I dodge this. I don’t want to talk about Lukas. The last thing my mom needs is confirmation of my turmoil. “I need to do something for myself. And I feel like I’m being called to this camp.”

“Well, okay, then!” My mom clasps her hands together. “I’ll call Rhea! She’ll be delighted, just delighted! Oh, honey. Thank you.”

That settles it: even if my entire summer is a nightmare, the joy on her face was worth it.

So I march upstairs to visit the Daybreak website again and reassess my packing needs. I pack the tin hidden in my desk drawer—the one with all my top-shelf makeup in it. If I’m not going to see my parents every day this summer, maybe I can wear some of it. It doesn’t make sense at camp, necessarily, but you never know.

When I’m done, I sit at the piano downstairs and let my hands fly. I’ve remembered, these past weeks, why this was such a big part of my life. In fact, I don’t even realize my dad’s in the room until I’ve finished a fifteen-minute-long Mozart piece. “Oh. Hey.”

“Hey. Sounded good.” He’s sitting in the Queen Anne chair, looking relaxed. “Bitten by the piano bug again?”

“I guess.”

“About this camp thing.

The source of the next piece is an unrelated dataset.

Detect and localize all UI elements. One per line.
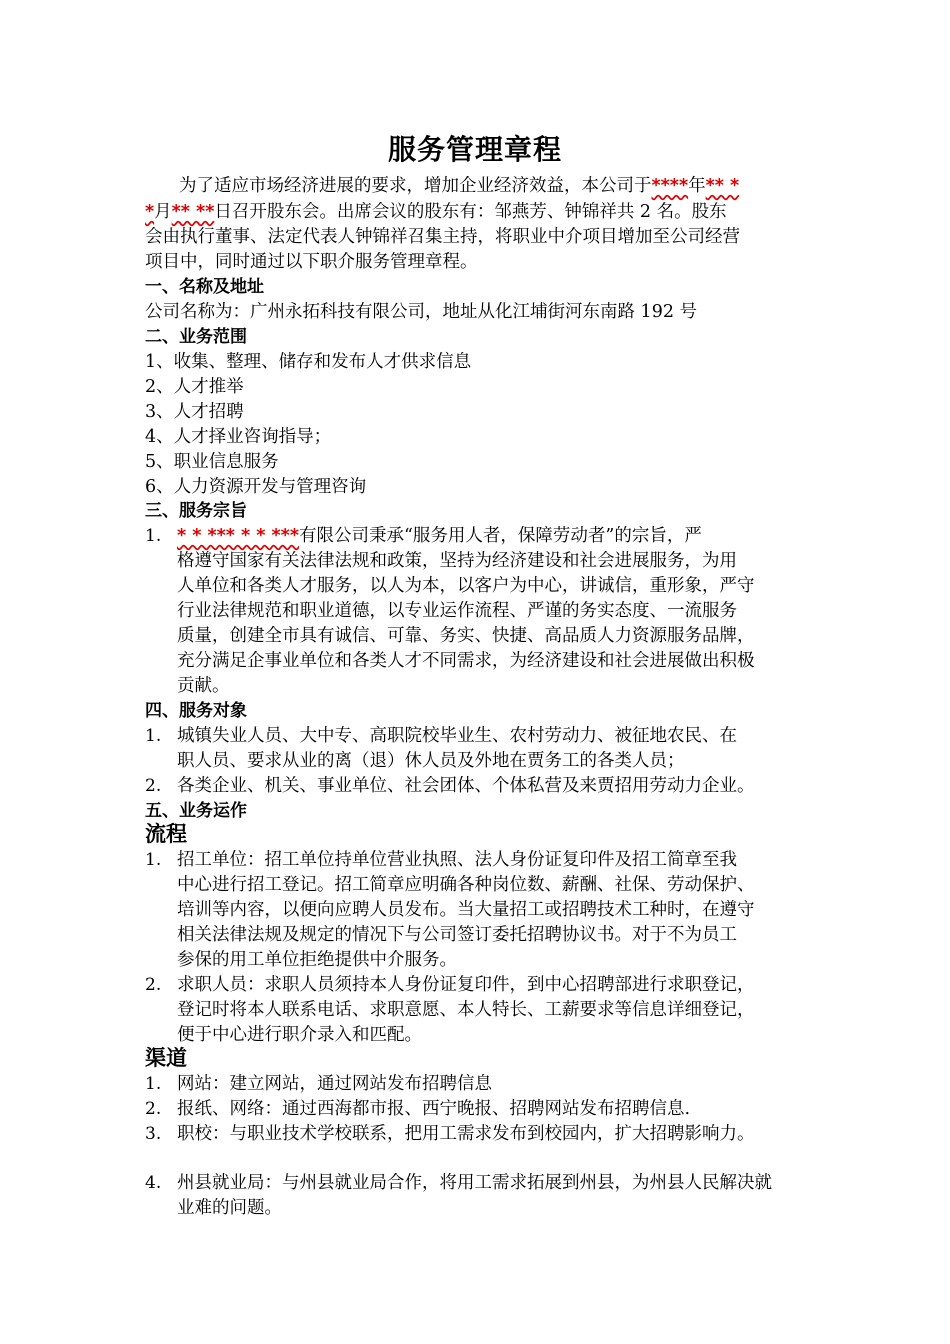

You sure about this, kiddo?”

“I’m sure. It’s what Mom wants.”

“Well, I know. But . . .” As he considers, his dark brows lower in consternation. My dad has a full head of hair, and it’s white—has been since I was little. But it actually makes his face look younger by contrast. Skin smoother, blue eyes sharper. “She would understand, Bird.”

“I know.” But too much has changed now. “I can do it, though.”

“Well, that I don’t doubt. You’ll be a wonderful counselor. We’ve always said how great you are with kids—even when you were a kid.” He gets up, kissing the top of my head. “I’ll just miss seeing you at Holyoke every day, that’s all.”

As he turns to go, he straightens the portrait of Jesus beside the piano.

I walk past the painting every day, but I haven’t looked at it in ages. I picked it out with my mom when I was eight. So many renderings of Jesus make him look stern or so pious that He’s not even human. But the one on this wall? He looks like someone who’d help a mom get a stroller up the stairs—like someone you’d ask for directions, knowing he’d find a way to help you even if he wasn’t sure. “He has laughter in His eyes,” my mom noted approvingly as she purchased it for me. And He does.

As I set my hands on the keys again, I can feel Him looking back at me, His eyes glinting with mirth.

“This isn’t funny at all,” I whisper. “Don’t even look at me.”

He keeps grinning like He knows something I don’t.





CHAPTER FIVE

From my view inside the car, Daybreak looks a lot like Holyoke—cabins set among the trees, a fire pit in the distance, and canoes racked up by the lake, in the same aged forest green and battered camp red. The pier is thin, splitting out into a T-shape. Down a little way, I can see campers in silhouette near the shoreline.

The lodge spans my entire view out our car’s front window. It’s wider than Holyoke’s, with golden-wood siding and a porch. The sign above features a painted sun—half-risen and egg-yolk yellow—with “Daybreak” spelled in cornflower blue.

“Here we are!” my mom announces cheerfully. “Stay here for a minute, okay?”

In the backseat, I hug my knees to my chest, breath fogging up the window. God, what am I doing here? Is this right? Am I really doing this? No answer fills my soul. But as the doubt moves through me like a shudder, I think of Lukas, who didn’t even text me to say Have a good summer! or Good luck at camp! But why would he? We’re paused. In fact, I’m consumed with the urge to find some cute counselor here—maybe one with long hair or those big plugs in his ears, what do I care?—and lay one on him, just out of spite.